To test it out, I generate thousands of random integers and I just sum up their digit counts. I record the number of instructions per integer:
Apple M2/LLVM 16 | Intel Ice Lake/GCC 12 | |
conventional (64-bit) | 16 instructions | 20 instructions |
alternative (64-bit) | 15 instructions | 19 instructions |
simpler alternative (64-bit) | 12 instructions | 15 instructions |
conventional (32-bit) | 16 instructions | 19 instructions |
alternative (32-bit) | 12 instructions | 16 instructions |
In the 32-bit case, the alternative approach saves you 3 or 4 instructions per integer. But in the 64-bit case, the saving appears to be just one instruction which is not necessarily worth it. However, the simpler alternative in the 64-bit case uses significantly fewer instructions.
Next, let us report the number of CPU cycles per integer. I run the tests four times, and I get some variation on one of the tests (Apple platform, 32-bit alternative).
Apple M2/LLVM 16 | Intel Ice Lake/GCC 12 | |
conventional (64-bit) | 2.2 cycles | 5.1 cycles |
alternative (64-bit) | 4.3 cycles | 6.6 cycles |
simpler alternative (64-bit) | 4.8 cycles | 4.5 cycles |
conventional (32-bit) | 2.3 cycles | 5.6 cycles |
alternative (32-bit) | 2.0 to 4.8 cycles | 6.2 cycles |
My timings suggest that the conventional (and simpler approach) may use more instructions but could still be preferable in practice. It is especially true in the 64-bit case where the alternative approach is significantly more complicated, and much slower in my tests.
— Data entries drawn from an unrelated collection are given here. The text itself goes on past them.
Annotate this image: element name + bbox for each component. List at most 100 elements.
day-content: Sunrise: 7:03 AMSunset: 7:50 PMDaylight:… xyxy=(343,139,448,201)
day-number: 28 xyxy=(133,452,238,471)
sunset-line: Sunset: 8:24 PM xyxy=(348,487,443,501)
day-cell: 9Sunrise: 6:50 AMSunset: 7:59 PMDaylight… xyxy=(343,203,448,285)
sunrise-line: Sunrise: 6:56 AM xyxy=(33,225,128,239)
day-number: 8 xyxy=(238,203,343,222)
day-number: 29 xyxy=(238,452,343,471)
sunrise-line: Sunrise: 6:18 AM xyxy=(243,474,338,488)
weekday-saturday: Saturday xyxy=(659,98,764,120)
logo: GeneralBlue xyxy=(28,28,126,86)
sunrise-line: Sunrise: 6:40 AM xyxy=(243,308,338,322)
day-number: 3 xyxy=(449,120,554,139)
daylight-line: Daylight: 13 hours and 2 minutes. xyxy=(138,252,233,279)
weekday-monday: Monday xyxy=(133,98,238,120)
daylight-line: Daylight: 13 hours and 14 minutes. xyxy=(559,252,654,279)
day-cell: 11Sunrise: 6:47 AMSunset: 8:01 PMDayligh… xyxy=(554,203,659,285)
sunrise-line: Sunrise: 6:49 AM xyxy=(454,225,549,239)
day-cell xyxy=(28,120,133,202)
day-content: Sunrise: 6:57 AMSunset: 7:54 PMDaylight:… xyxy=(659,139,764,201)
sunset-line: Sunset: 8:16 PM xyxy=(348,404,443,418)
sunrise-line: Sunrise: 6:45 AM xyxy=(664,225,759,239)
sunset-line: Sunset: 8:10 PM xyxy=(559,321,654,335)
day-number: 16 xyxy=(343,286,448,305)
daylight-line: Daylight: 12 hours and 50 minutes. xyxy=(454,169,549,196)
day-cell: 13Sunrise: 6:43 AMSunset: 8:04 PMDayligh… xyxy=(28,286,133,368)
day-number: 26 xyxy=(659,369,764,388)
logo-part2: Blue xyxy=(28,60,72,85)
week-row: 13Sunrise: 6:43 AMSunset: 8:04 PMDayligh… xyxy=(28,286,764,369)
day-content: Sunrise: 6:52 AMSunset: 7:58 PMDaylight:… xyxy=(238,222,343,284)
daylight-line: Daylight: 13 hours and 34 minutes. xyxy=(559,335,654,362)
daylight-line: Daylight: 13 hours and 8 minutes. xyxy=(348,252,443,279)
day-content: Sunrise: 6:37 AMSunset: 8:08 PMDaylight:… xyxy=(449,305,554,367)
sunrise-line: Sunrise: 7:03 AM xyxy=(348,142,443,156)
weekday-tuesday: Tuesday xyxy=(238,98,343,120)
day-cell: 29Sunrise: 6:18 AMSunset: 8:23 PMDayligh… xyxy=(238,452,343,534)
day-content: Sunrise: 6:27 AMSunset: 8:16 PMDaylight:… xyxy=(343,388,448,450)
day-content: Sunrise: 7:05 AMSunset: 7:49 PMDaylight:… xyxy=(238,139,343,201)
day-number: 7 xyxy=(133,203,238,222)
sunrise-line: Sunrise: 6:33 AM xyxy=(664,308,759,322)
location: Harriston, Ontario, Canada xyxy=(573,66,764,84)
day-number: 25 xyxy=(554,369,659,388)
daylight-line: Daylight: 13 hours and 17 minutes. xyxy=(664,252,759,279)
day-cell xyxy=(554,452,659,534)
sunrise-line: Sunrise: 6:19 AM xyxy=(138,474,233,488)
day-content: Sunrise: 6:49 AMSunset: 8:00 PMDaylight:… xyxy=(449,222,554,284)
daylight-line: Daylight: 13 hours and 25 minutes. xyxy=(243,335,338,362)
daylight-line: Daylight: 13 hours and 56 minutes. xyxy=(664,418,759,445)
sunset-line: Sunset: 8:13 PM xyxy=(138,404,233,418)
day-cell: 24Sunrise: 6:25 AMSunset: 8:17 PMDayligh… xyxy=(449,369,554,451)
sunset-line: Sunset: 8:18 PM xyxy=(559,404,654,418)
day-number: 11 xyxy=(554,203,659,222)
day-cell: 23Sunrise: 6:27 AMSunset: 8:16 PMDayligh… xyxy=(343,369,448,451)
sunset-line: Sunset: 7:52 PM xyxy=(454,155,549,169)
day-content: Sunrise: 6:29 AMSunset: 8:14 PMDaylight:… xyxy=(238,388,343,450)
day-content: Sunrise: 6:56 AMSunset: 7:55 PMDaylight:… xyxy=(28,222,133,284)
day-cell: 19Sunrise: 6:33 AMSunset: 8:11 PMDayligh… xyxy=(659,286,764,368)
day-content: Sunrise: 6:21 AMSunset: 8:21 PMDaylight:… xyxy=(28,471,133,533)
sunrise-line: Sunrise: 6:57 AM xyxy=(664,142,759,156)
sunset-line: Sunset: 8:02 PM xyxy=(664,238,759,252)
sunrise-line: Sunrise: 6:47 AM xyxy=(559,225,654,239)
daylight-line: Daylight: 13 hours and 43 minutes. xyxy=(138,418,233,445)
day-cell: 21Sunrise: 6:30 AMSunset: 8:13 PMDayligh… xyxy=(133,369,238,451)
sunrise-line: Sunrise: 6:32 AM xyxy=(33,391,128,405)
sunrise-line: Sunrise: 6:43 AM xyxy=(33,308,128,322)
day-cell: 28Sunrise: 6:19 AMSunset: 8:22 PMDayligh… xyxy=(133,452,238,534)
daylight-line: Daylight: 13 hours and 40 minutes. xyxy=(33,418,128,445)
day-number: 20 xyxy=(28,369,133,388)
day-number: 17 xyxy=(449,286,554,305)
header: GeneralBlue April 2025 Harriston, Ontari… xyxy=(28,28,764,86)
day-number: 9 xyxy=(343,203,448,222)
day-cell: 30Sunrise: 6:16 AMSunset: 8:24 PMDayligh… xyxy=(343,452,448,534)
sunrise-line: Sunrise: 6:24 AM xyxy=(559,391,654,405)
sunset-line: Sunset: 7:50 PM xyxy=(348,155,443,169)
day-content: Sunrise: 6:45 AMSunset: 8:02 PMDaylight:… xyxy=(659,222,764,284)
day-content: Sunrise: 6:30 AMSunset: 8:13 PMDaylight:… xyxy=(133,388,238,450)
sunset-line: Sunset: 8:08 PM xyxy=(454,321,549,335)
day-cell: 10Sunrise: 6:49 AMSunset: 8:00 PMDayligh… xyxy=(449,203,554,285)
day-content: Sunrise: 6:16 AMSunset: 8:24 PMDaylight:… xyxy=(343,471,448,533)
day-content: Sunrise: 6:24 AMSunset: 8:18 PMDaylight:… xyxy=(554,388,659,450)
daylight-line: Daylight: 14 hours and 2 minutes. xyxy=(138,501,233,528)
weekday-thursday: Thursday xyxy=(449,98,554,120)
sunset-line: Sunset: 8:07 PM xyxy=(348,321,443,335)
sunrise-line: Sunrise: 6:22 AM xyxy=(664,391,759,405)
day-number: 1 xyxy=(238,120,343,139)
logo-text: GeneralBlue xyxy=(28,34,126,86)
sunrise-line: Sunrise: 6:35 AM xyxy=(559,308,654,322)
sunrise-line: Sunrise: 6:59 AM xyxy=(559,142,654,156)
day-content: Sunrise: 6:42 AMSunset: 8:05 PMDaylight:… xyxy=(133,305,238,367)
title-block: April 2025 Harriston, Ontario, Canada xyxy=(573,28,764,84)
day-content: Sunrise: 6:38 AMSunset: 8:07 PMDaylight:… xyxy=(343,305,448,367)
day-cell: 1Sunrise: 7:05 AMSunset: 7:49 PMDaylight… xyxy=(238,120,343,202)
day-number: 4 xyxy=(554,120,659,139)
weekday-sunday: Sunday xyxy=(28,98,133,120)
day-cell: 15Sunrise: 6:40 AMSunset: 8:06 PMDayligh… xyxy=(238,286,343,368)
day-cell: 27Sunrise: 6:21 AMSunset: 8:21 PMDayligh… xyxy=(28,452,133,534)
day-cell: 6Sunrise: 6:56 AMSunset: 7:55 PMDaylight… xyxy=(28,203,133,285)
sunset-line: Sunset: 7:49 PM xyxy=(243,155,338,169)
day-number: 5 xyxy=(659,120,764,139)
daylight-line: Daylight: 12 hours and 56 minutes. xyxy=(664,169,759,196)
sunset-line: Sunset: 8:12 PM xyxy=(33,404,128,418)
The simpler alternative in the 64-bit case is the fastest on the x64 system (Ice Lake) but slower on the ARM system.
You should run your own benchmark for your own use case. However, I believe that all these functions might be fast enough. Which one you pick might come down to personal preferences.